Catch: While the familiar themes of heartless corporations and untrustworthy politicians surface here, the real villain in Mother of Storms is an international media obsessed with spectacle and unable to distinguish news and entertainment even in the face of apocalypse.
EXCERPT: THE DARKENING ARCHIPELAGO
[Editor's note: Victoria writer Stephen Legault's most recent novel is the second entry in his Cole Blackwater series. The first, 2008's The Cardinal Divide, used the mystery format to talk about mining in northern Alberta. Similarly, The Darkening Archipelago intertwines a murder in Northern B.C. with a corporate conspiracy around a real environmental issue, that of parasites from salmon farms contaminating wild runs. In the flashback excerpted below from Chapter Four, the murder victim himself, Archie Ravenwing, encapsulates the problem to a representative of the provincial ministry of Agriculture and Lands. For more on Legault's books and for the entire first chapter of The Darkening Archipelago, visit here.]
They were about to untie from their mooring when Archie's cellphone rang. If the wind blew lightly from the west and the tide was high, Port Lostcoast got cell reception. He flipped it open. "This is Archie."
"Archie, this is Lance Grey." The voice crackled.
Ravenwing straightened up, looking at the sky. "Hi, Lance. Listen, I'm about to head out into the inlet."
"This won't take long, Archie. The minister has received your most recent letter about salmon farms and asked me to call you and assure you he is considering all the options about the future of aquaculture."
"That's what you told me the last time, Lance. That’s why I wrote you another letter. I don't want him to consider all the options. We need you to fund closed containment pens. These open pens in the Broughton and elsewhere are disease factories and they're killing the wild salmon.

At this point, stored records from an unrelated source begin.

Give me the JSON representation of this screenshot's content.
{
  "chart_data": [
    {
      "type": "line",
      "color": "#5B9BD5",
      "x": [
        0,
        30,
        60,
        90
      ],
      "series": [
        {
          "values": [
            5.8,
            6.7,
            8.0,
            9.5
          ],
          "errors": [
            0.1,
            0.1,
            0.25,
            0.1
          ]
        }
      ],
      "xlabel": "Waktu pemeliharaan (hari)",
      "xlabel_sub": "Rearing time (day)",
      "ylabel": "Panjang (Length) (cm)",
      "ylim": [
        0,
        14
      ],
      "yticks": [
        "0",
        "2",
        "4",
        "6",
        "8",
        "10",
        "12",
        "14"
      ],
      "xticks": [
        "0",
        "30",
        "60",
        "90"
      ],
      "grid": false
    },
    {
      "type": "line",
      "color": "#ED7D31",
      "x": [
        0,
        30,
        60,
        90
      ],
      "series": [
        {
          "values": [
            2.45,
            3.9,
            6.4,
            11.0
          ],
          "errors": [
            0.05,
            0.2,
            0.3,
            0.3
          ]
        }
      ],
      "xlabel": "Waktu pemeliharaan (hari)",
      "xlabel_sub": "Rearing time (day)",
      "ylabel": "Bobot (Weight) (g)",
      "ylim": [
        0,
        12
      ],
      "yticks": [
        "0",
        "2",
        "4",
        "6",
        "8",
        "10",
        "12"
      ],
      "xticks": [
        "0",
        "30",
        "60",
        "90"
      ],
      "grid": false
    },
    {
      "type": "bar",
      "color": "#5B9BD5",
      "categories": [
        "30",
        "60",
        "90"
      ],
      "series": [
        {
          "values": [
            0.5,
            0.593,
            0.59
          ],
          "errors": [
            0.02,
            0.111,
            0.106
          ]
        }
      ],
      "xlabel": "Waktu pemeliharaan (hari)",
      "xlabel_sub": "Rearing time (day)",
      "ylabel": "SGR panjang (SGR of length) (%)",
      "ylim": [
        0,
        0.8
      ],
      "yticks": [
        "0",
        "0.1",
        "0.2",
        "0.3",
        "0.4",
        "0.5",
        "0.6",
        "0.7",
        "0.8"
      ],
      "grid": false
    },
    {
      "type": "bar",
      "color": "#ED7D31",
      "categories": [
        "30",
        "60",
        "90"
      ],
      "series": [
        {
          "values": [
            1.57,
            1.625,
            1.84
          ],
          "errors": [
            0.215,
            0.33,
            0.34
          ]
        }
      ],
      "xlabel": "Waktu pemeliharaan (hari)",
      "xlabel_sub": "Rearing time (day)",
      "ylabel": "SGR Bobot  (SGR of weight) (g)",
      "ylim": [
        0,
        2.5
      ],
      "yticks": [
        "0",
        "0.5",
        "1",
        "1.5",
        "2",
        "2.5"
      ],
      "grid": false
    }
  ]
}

I'm looking for the government to commit funding so that Stoboltz and the others can move their stocks out of the migration routes of juvenile pinks, coho, sockeye, and chum, and onto land, where the fish can't escape, shit in the ocean, or pass on parasites to what's left of the wild fish."
"Take it easy, Archie. This is just a courtesy call."
"Look, Lance, I don't need a courtesy call. I need action. Why don't you ask the minister to come and see for himself?"
"He's been up recently."
"Yeah, to tour Stoboltz farms."
"He met with the band council. You were there, as I recall."
"He invited us to an hour-long meeting and spent 50 minutes of it talking. He didn't listen to a word we had to say."
"Archie, I'm not getting into this with you right now."
"Then when, Lance?"
"Are you going to be at the next Aquaculture Advisory Task Force meeting?"
"Damn right."
"Well I guess we'll see you then."
Archie hung up the phone without saying goodbye. "Pecker head," he said, smiling.
"Who was that?" asked First Moon, starting the Inlet Dancer's motors.
"Lance Grey from the minister's office."
"You were pretty hard on him."
"A kid. They hire a kid to do the political dirty work. He can't be more than 25."
"Still, you were pretty rough. Why are you always talking that way to people, Archie?"
"Come on, Moon, don't play dumb. Sometimes it's the only way people will listen."
"Oh yeah, how's that working out for you so far?"
Ravenwing looked straight ahead. Darren piloted the boat from the slip and moved out of the harbour dead slow.
"I guess the thing is, Archie," said First Moon, pushing forward on the throttle as they cleared the breakwater of the harbour and entered Knight Inlet's open water. "You can be an advocate for wild salmon without making everybody you talk to want to wring your neck."